Das schwedische Kinopublikum wird vermutlich auf Martin Scorseses neuesten Film verzichten müssen. „Casino“ sollte eigentlich am 8. März gleich mit 70 Kopien im Lande Premiere haben, doch im Augenblick sieht alles danach aus, als ob dieser Film überhaupt nicht in die Kinos kommen sollte. Weil Scorsese es nicht will. Die schwedische Filmzensur hat nämlich so gründlich in „Casino“ herumgeschnippelt, daß der US- Regisseur diese Schnitte als „Schaden für die Integrität“ seines Werks ansieht, welche dessen „dramatische Balance empfindlich ändern“. Monika Tromm von der „Casino“-Verleihfirma UIP kann sich deshalb nicht vorstellen, daß Scorsese einen derart zensierten Film vorführen lassen will.

An drei Stellen hat das staatliche Filmzensurbüro insgesamt mehrere Minuten aus dem Dreistundenwerk herausgeschnitten. Szenen, die man in Stockholm als „unnötig grausam“ bewertet hat und daher den KinobesucherInnen nicht zumuten will. Der Schere zum Opfer fielen zwei als besonders grob bewertete Gewaltszenen: wie der Kopf eines Opfers in einen Schraubstock gespannt und dieser zugedreht wird und wie ein anderes Opfer mit einem Baseballschläger zu Tode mißhandelt wird. Diese Szenen seien, so Filmzensur- Direktorin Gunnel Arrbäck „verrohend“, auch ohne sie bleibe „die Handlung geschlossen und für den Betrachter verständlich“. Sie könnten daher ohne Schaden für den Film entfallen.

Martin Scorsese sieht es anders.
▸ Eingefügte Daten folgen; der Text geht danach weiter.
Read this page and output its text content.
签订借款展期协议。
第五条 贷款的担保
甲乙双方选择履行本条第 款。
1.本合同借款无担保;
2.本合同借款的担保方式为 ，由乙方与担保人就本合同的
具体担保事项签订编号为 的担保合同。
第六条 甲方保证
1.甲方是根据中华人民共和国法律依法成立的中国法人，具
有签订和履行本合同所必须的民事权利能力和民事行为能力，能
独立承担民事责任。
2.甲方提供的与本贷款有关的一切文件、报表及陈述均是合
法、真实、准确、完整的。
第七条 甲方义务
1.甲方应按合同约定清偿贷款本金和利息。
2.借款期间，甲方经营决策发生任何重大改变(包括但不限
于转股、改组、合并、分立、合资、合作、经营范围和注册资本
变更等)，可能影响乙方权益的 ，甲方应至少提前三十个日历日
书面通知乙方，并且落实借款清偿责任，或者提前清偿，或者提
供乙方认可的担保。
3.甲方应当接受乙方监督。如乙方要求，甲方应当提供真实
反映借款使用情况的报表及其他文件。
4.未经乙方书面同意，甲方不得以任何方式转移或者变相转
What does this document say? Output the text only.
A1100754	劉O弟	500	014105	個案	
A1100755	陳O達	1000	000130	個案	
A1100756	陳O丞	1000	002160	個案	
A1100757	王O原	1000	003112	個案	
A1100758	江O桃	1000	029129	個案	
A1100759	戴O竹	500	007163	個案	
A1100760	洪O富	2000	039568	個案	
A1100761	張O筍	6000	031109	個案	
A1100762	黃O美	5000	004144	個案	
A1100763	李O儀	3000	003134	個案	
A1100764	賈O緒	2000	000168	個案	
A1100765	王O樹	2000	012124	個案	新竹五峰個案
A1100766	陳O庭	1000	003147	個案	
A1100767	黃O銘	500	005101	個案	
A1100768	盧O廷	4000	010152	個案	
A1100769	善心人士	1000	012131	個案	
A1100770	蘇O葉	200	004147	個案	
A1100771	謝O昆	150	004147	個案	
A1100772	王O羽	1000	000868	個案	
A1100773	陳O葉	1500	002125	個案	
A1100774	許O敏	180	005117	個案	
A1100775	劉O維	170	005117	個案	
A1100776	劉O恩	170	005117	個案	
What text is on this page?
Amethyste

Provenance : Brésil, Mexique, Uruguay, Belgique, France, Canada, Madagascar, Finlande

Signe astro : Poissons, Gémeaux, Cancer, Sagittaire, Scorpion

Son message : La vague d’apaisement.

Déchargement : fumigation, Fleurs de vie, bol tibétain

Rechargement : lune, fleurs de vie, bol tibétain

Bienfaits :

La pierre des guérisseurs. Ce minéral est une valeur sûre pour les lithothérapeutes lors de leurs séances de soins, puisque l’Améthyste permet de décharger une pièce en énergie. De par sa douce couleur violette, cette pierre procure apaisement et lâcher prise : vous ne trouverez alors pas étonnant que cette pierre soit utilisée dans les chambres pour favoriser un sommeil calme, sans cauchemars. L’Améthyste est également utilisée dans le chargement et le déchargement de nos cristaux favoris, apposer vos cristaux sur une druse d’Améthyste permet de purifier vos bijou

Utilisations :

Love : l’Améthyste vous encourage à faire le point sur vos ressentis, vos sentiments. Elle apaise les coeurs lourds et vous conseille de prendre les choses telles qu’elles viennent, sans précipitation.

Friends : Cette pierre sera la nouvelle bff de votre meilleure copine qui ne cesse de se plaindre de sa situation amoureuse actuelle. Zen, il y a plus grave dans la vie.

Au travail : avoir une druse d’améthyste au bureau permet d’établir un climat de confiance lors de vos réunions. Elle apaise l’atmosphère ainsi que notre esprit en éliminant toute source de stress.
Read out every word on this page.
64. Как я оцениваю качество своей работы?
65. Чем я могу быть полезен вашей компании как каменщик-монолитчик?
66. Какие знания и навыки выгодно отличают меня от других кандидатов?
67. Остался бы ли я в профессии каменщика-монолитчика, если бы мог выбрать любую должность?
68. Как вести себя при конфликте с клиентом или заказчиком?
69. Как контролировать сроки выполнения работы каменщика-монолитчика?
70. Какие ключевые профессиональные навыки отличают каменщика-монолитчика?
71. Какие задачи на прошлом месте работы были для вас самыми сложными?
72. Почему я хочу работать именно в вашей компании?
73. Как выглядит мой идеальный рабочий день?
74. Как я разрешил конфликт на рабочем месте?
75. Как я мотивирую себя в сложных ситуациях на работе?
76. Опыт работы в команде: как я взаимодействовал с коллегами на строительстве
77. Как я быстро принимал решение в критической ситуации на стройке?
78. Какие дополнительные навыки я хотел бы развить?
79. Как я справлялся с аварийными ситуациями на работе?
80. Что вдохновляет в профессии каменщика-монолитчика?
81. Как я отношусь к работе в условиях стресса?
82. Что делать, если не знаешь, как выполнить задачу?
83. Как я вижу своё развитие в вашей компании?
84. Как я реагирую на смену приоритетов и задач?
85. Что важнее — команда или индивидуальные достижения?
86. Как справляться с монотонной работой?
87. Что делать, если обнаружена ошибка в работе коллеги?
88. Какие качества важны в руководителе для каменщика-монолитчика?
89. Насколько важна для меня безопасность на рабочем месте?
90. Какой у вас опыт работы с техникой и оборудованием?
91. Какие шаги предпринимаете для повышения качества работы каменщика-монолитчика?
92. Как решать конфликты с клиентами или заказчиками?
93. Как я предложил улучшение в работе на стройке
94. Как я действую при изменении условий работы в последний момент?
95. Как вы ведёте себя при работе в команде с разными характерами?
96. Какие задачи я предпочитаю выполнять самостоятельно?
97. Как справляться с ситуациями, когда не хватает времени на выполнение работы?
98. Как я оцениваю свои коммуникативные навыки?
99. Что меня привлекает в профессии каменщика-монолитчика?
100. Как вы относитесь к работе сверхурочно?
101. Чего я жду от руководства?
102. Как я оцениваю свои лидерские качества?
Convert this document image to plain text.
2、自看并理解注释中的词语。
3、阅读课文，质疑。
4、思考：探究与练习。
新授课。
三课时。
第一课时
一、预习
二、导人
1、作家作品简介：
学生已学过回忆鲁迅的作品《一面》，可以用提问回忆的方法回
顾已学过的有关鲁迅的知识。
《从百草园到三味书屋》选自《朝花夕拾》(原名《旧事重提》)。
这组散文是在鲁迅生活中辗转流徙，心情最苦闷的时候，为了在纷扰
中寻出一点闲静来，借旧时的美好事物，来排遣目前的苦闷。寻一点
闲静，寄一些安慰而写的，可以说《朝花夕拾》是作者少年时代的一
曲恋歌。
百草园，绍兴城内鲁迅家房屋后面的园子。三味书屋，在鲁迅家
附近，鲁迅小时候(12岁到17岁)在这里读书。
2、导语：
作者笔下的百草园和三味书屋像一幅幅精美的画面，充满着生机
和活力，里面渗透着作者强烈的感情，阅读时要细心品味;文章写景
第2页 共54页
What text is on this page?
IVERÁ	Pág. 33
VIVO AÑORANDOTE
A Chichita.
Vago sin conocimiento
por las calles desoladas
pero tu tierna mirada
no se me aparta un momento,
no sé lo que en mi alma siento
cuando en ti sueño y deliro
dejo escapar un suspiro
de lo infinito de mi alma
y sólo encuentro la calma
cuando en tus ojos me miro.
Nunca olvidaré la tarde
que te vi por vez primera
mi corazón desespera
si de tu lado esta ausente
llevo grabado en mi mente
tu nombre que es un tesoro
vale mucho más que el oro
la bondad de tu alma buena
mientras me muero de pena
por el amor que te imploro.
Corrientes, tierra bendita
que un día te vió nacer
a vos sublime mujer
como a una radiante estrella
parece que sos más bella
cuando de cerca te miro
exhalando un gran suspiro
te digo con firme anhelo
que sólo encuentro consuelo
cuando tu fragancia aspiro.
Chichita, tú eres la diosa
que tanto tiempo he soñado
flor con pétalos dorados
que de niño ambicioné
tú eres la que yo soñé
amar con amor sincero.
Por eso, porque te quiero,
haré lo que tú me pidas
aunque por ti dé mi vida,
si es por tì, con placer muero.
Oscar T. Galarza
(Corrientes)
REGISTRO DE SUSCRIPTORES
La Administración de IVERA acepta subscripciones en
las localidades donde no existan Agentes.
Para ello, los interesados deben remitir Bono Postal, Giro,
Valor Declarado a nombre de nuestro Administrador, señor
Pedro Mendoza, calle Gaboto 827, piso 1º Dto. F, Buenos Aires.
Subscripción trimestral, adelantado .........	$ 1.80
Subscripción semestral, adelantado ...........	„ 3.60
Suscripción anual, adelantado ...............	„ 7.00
In einem jetzt veröffentlichten Brief vom 5. Januar hat er den Obersten Gerichtshof in Stockholm aufgefordert, die Eingriffe der Zensurbehörde wieder aufzuheben. Die Filmverleihfirma hatte bei diesem Gericht Beschwerde wegen der Schnitte eingelegt. Doch Scorseses Brief kam zu spät: Der Oberste Gerichtshof hatte bereits entschieden und sieht keinen Grund, das Urteil der Zensurbehörde aufzuheben. Anders noch vor vier Jahren: Da hatte das Gericht die Zensur zurückgepfiffen, als diese sich an einem anderen Scorsese-Film vergangen hatte. Elf Sekunden sollten damals aus „Cape Fear“ geschnitten werden. Zwar hat das Zensurbüro höflichkeitshalber zugesagt, die „Casino“-Schnitte aufgrund der Scorsese-Stellungnahme noch einmal zu überdenken, doch fühlt man sich dort aufgrund des Gerichtsvotums allemal bestätigt.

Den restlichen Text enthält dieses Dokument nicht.